Tenerle miedo al miedo, pánico al pánico. Esa es mi angustia. Cruzar un puente y sentir que el mundo se resquebraja y que mi mente es el epicentro de esa implosión. Empezar a respirar cada vez más rápido mientras la cabeza me da vueltas. Sentir que el pecho se repliega oprimiéndome los pulmones y el corazón. Que se agita y bombea sangre de manera desarticulada. Sentir que un viento helado me atraviesa y sale por mis poros un sudor frío. Pensar que voy a desmayarme y a caer al vacío. Hiperventilo, me mareo, tiemblo, pienso que voy a perder el control y a morirme e hiperventilo más. Es un ciclo vicioso de angustia que asocio a los puentes, pues fue en uno de ellos donde tuve mi primer ataque de pánico.
Esa noche de invierno acababa de aterrizar en Miami e iba sola manejando por la autopista a Sarasota.

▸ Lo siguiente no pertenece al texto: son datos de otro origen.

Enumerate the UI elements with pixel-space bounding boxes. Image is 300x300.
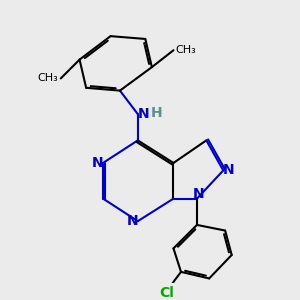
Text: CH₃: CH₃	[175, 45, 196, 55]
Text: N: N	[92, 156, 104, 170]
Text: N: N	[193, 188, 204, 201]
Text: H: H	[150, 106, 162, 120]
Text: Cl: Cl	[160, 286, 174, 300]
Text: CH₃: CH₃	[37, 74, 58, 83]
Text: N: N	[223, 164, 235, 177]
Text: N: N	[127, 214, 139, 228]
Text: N: N	[138, 107, 149, 121]
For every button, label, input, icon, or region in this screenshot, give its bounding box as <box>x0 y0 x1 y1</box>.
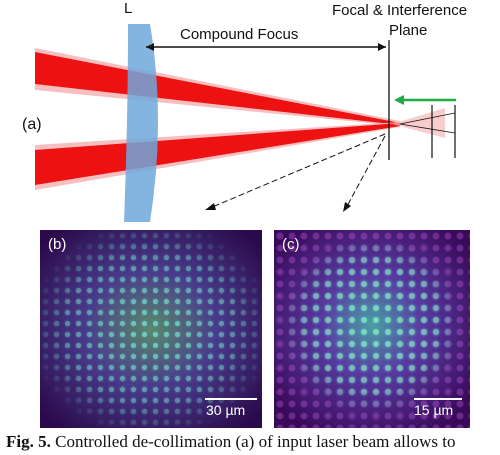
compound-focus-label: Compound Focus <box>180 26 299 43</box>
caption-prefix: Fig. 5. <box>6 432 51 451</box>
dashed-arrow-1 <box>209 133 386 209</box>
figure-caption: Fig. 5. Controlled de-collimation (a) of… <box>6 432 500 452</box>
caption-text: Controlled de-collimation (a) of input l… <box>50 432 456 451</box>
panel-b-label: (b) <box>48 236 67 253</box>
focal-plane-label-line2: Plane <box>389 22 428 39</box>
lens <box>124 24 158 222</box>
panel-b-scalebar <box>205 398 257 400</box>
panel-a-label: (a) <box>22 116 42 133</box>
panel-b-scale-text: 30 µm <box>206 402 246 418</box>
panel-c-scale-text: 15 µm <box>414 402 454 418</box>
reflected-beam <box>392 108 445 138</box>
panel-c-scalebar <box>414 398 462 400</box>
panel-c-label: (c) <box>282 236 300 253</box>
dashed-arrow-2 <box>345 135 386 209</box>
panel-a-schematic <box>35 24 456 222</box>
lower-beam <box>35 123 400 185</box>
panel-b-image: (b) 30 µm <box>40 230 262 428</box>
panel-c-image: (c) 15 µm <box>274 230 470 428</box>
focal-plane-label-line1: Focal & Interference <box>332 2 468 19</box>
upper-beam <box>35 52 400 125</box>
lens-label: L <box>124 0 133 17</box>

Sabía que venían dos puentes. Cuando llegué al primero, se me trabaron las piernas y las manos. Quedé casi sin respiración. Fue terrible. Casi no podía y sabía que tenía que pasar después otro puente. Entré en pánico. Me bloqueé, no podía frenar ni acelerar, temía quedar inconsciente, caerme al agua y que nunca me encontraran. Pensé en parar y esperar a que llegara un policía o alguien. Pero no pude detenerme y, así, sin saber cómo lo hice, logré llegar.
Durante una semana tuve mucho dolor y la espalda y los brazos entumidos. Sentía que la cabeza se me iba a ir y, lo peor, sabía que al regresar debía volver a cruzar los puentes. Me dio pena contar, ser tan vieja y tan boba, pero tuve que hacerlo y supe que no era la única: una conocida de la familia debía dar una vuelta enorme cuando iba a Fort Lauderdale para no coger un puente y en un periódico leí que solo en Estados Unidos el 40 por ciento de la población tiene ataques de pánico. Mi sobrina de 15 años me ofreció cruzar los puentes, pero se quedó dormida y preferí no despertarla pues me daba más angustia que ella lo hiciera. Me puse macha, pasé y ahora cada vez que voy a ir a Sarasota todos están pendientes de mí.
Acá en Bogotá, intento conducir junto al andén para orillarme si algo pasa, llevo el celular y los números telefónicos de mi psicóloga y de una empresa de paramédicos, así como una botella de agua, por si me mareo. Antes de un puente, intento controlarme, respiro profundo, me agarro del timón con todas mis fuerzas y paso, pero siempre quedo rendida y estresada. Tomo diariamente, una droga antidepresiva llamada zolof que me recetaron y no he vuelto a tener estos ataques. Me gustaría dejar las pastillas, pero me da miedo echar para atrás y volver a sentir pánico de cruzar un puente.